THE EGG TRADE is yet to feel any substantial benefit from the latest easing of restrictions.

The opening up of the hospitality sector on 17 May saw colony prices ease off the floor a little, by around 5p a dozen across the board. 

See also: German parliament votes in favour of male chick culling law

However, free-range prices remained at historical lows for another month (see chart).

According to the Central Egg Agency, the downside at the moment was the retail sector.

“It’s not over-busy, and we are being offered quite a bit of free-range,” said the CEA’s Andy Crossland.

“Certainly, we’re oversupplied at the moment for the demand we need. 

May, June July don’t tend to be big egg selling months anyway, and moving egg packer to packer at the moment is very difficult.

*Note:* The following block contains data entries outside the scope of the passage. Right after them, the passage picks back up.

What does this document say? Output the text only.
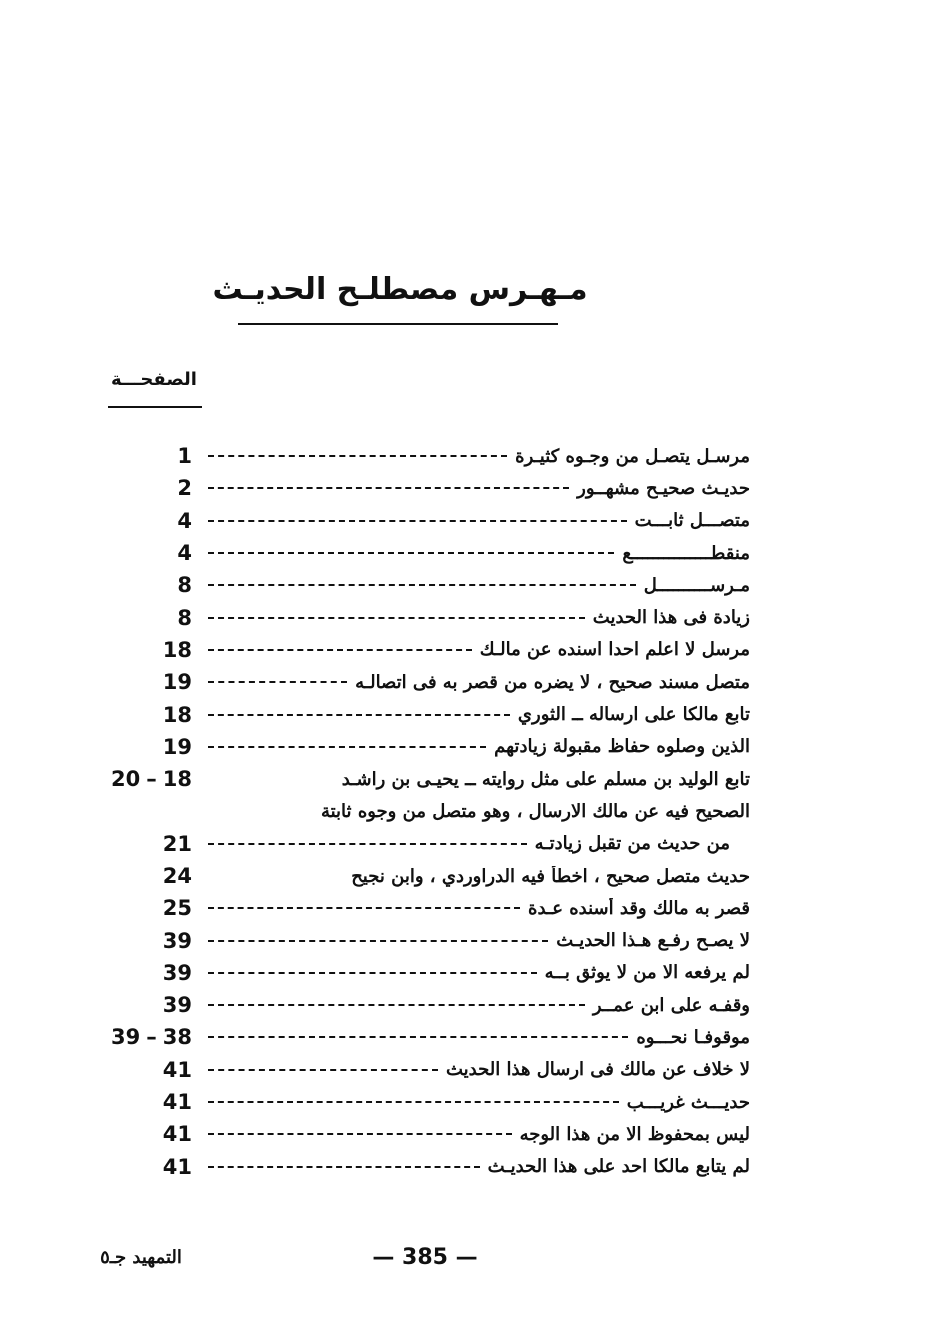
مـهـرس مصطلـح الحديـث
الصفحـــة
1	مرسـل يتصـل من وجـوه كثيـرة
2	حديـث صحيـح مشهــور
4	متصـــل ثابـــت
4	منقطـــــــــــــــع
8	مـرســــــــــل
8	زيادة فى هذا الحديث
18	مرسل لا اعلم احدا اسنده عن مالـك
19	متصل مسند صحيح ، لا يضره من قصر به فى اتصالـه
18	تابع مالكا على ارساله ــ الثوري
19	الذين وصلوه حفاظ مقبولة زيادتهم
20 – 18	تابع الوليد بن مسلم على مثل روايته ــ يحيـى بن راشـد
الصحيح فيه عن مالك الارسال ، وهو متصل من وجوه ثابتة
21	من حديث من تقبل زيادتـه
24	حديث متصل صحيح ، اخطأ فيه الدراوردي ، وابن نجيح
25	قصر به مالك وقد أسنده عـدة
39	لا يصـح رفـع هـذا الحديـث
39	لم يرفعه الا من لا يوثق بــه
39	وقفـه على ابن عمــر
39 – 38	موقوفـا نحـــوه
41	لا خلاف عن مالك فى ارسال هذا الحديث
41	حديـــث غريـــب
41	ليس بمحفوظ الا من هذا الوجه
41	لم يتابع مالكا احد على هذا الحديـث
— 385 —
التمهيد جـ٥
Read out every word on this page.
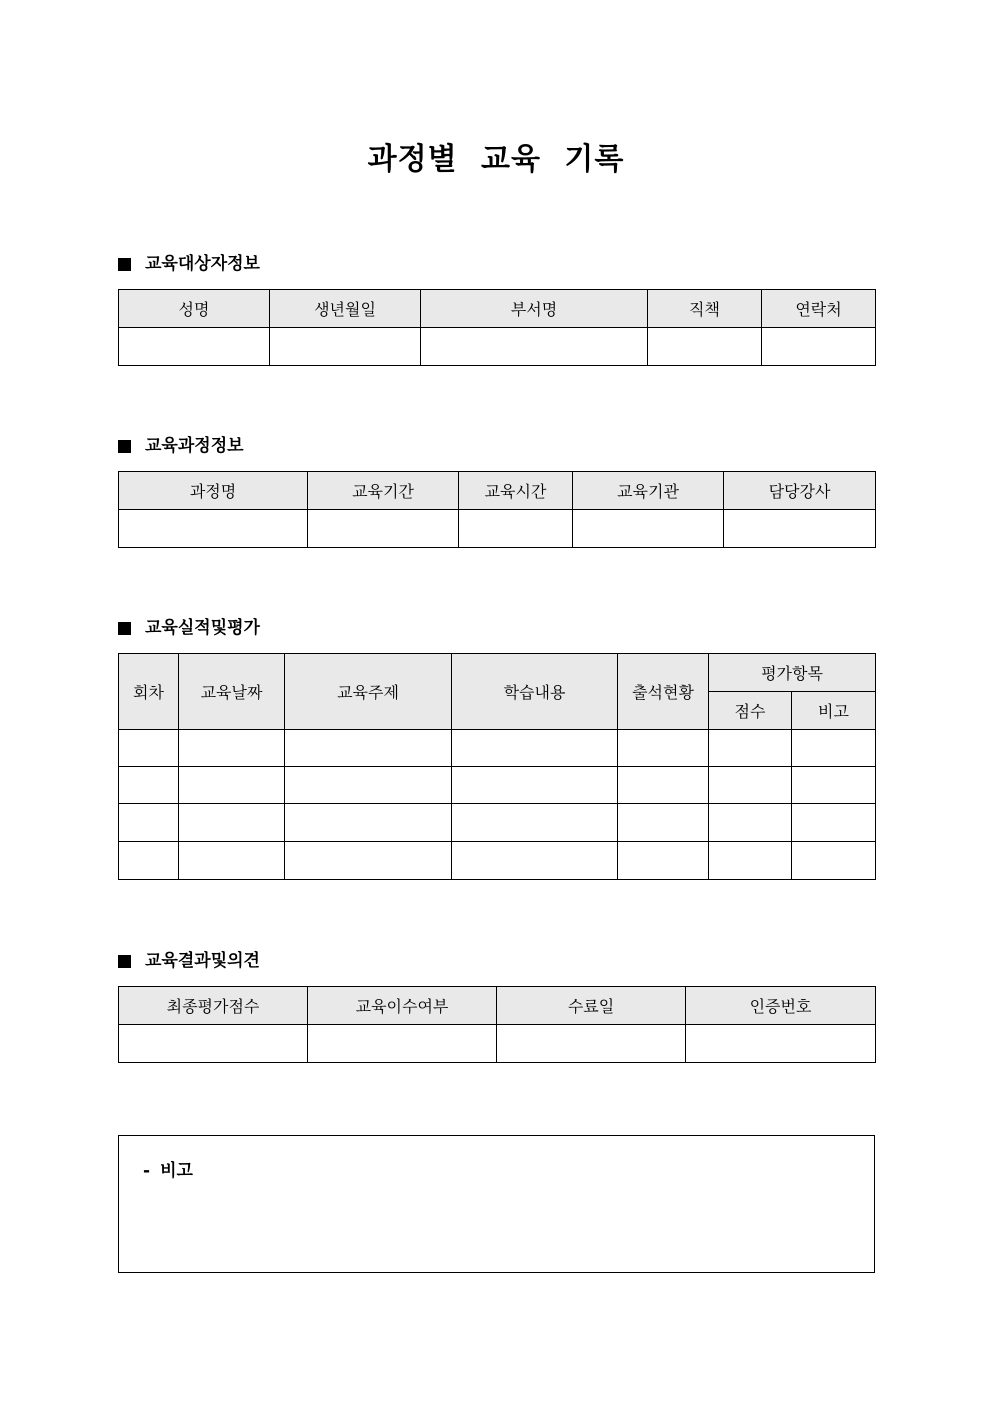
과정별 교육 기록
교육대상자정보
성명	생년월일	부서명	직책	연락처

교육과정정보
과정명	교육기간	교육시간	교육기관	담당강사

교육실적및평가
회차	교육날짜	교육주제	학습내용	출석현황	평가항목	
					점수	비고

교육결과및의견
최종평가점수	교육이수여부	수료일	인증번호

- 비고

“We are seeing even first quality eggs ending up at the processors.”

He adds there is no real mechanism now for getting free-range birds off the market, unlike the colony sector in the past. 

“When it was a colony-based market, the big colony producers tended to be the packers, and they would take sheds out, and the market would stabilise. 

“But when we’re dealing with contract production over hundreds of individuals, it’s very difficult to get birds out early, so it just compounds the problem.  

“We’ve still got a month or two of oversupply, but one would hope it stabilises and retail sales pick up towards the end of August and into September.”

That said, projections based on day-old pullet placings suggest that although the overall laying flock is currently running at a relatively high level, bird numbers should start heading downwards during the summer and maintain a lower level into the autumn by about a million birds.